A temporary cover protects the institution’s facade and interiorFabio Motta / Agência Globo
Much of the research conducted by staff from the museum relies on field investigations, which has suffered less impact from the fire. Together with Kellner, paleontologist Juliana Sayão runs the Paleoantar project, linked to the Brazilian Antarctic Program (PROANTAR). “In November 2018, two months after the fire, we went to Antarctica. We came back with more than a ton of fossils and began exhibiting the material at the Casa da Moeda at the beginning of 2019,” recalls Sayão. Since 2015, a team of eight researchers, including professors and graduate students from the National Museum and other institutions, has spent 20–50 days on Antarctica each summer looking for traces of the icy continent’s distant past. Last year, Kellner presented a set of bones belonging to pterosaurs, winged reptiles that lived some 85 million years ago, which he found during expeditions to two islands in the Antarctic Peninsula. The fossils were in the São Cristóvão Palace at the time of the fire, but some were rescued in a good enough condition to be studied.
This year, two more articles resulting from trips to Antarctica have been published: one describing Hoploparia echinata, a new species of crayfish; and the other highlighting the first occurrence of a type of fossil coral on James Ross Island. Due to the pandemic, it will not be possible to resume fieldwork in the continent’s next summer, which falls between December and March.

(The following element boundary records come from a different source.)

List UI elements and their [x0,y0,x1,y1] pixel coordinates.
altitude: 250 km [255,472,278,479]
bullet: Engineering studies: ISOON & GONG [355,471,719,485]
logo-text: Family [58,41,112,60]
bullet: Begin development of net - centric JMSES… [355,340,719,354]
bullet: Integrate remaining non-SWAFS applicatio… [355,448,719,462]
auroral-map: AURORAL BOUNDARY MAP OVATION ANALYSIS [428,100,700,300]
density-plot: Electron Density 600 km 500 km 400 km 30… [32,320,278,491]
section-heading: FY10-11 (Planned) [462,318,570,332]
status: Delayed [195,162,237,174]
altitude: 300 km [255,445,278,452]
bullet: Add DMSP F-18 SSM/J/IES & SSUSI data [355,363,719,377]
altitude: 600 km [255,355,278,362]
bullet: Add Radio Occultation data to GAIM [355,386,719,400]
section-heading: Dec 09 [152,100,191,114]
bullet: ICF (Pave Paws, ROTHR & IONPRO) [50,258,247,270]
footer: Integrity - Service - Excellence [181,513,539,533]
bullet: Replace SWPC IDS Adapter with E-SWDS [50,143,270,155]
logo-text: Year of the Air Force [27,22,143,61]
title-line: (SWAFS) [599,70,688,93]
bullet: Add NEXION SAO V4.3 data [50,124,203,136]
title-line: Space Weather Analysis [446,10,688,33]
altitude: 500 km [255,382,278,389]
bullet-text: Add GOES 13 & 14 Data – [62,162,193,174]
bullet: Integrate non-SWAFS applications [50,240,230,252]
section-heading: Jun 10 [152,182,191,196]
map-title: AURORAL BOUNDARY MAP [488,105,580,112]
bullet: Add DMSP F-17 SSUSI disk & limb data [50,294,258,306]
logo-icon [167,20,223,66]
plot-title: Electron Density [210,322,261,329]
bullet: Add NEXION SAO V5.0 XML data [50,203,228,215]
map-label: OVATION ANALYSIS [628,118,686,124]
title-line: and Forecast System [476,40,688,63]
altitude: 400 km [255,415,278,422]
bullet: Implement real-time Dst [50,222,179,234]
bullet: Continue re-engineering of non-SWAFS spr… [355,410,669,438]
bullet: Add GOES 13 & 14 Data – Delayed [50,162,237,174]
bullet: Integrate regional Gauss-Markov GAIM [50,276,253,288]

Paleontologists from the National Museum will instead work on academic papers based on material already collected. “Knowing the Antarctic’s past and all the processes that led to its freezing helps us to understand the biodiversity of our entire planet,” says Sayão.
Fieldwork by other teams from the museum has also continued since the disaster. At this moment, in the midst of the pandemic, astronomer Maria Elizabeth Zucolotto from the museum’s meteorology department is leading an expedition to the outback of Pernambuco, where a meteorite shower recently fell over the small town of Santa Filomena. Since August, the researcher has been looking for fragments of these solid bodies from space. The invertebrates department has been working hard to rebuild its arachnology collection, which was consumed in its entirety by the flames. The museum’s researchers are certainly not twiddling their thumbs while they wait for the São Cristóvão Palace to be rebuilt.